The word lithograph means stone drawing. Historically, in fact since 1798 when Alois Senefelder discovered the process, artists have made lithographs by drawing on Bavarian limestone (see my lithograph 'Marking' - drawn on stone - to the left) and, more recently, zinc plates. The stone is ground down using a levigator and carborundum grit (see photographs). This gets rid of the previous drawing and sensitises the surface of the stone to grease. The artist then draws onto the stone with a greasy crayon or greasy ink. This drawing is then given an 'etch' of gum arabic and nitric acid which is brushed over, altering the surface of the stone. The image areas will now attract ink and the non-image areas will repel the ink. When the etch has dried, the stone is placed on the printing press and the black drawing materials are washed from the surface. All that remains is a trace of the image.
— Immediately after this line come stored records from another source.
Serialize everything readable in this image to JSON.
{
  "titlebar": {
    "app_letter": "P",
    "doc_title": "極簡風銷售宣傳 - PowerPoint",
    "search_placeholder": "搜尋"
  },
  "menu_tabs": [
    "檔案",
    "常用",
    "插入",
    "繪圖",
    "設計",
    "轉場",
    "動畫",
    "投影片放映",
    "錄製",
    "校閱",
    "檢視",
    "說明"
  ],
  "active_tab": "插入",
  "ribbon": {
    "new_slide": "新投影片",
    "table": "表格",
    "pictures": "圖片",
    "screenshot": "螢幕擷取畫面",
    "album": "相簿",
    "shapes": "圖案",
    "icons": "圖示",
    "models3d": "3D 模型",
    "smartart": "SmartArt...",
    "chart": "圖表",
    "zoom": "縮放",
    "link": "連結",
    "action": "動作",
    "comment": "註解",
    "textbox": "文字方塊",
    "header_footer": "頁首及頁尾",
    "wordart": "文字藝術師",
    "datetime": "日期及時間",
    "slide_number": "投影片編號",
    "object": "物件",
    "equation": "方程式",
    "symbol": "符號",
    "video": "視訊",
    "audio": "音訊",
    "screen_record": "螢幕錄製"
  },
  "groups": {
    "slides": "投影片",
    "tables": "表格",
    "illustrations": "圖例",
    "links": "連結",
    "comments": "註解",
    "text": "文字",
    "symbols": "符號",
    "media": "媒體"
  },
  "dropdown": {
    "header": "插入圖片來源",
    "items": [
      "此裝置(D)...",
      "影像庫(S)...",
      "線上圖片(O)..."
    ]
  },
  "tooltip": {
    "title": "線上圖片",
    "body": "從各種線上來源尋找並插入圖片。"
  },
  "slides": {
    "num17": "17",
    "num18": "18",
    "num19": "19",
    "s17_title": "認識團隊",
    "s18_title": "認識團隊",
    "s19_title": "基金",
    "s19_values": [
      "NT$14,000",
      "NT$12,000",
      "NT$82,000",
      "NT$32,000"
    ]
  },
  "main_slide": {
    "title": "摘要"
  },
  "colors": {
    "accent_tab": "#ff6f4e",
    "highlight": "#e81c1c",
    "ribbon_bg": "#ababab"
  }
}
The image is then re-established using printing ink. The surface of the stone is kept damp and the ink is applied, using a leather roller. Proofs are taken at this stage to check the image is working. The stone is then given a second etch to stabilise the image. The stone is then ready for printing.

Using a roller, lithographic ink is applied to the damp stone. Paper, cut to size, is dampened and placed over the image, and this in turn is covered by a tympan - a sheet of plastic which allows the stone to slide under the pressure bar of the press, applying pressure to the stone and paper. An edition of prints can then be printed in this way. Each is signed and numbered before the image on the stone is erased, and the stone reused..

Normally one stone is used for each colour to be printed. A tracing is made of the original drawing and this is then transferred to each subsequent stone. Also, exceptional care is taken to place the paper, to be printed on, in exactly the same position on each subsequent stone (registration).

 

The process described above uses a direct press and stones. In the case of offset printing, the image is transferred on an offset press from a zinc plate to a rubber blanket and then onto the paper.

The photograph to the left shows 'Take Stock' being printed in 1989, using a zinc plate on an off-set litho press at Lowick House Print Workshop.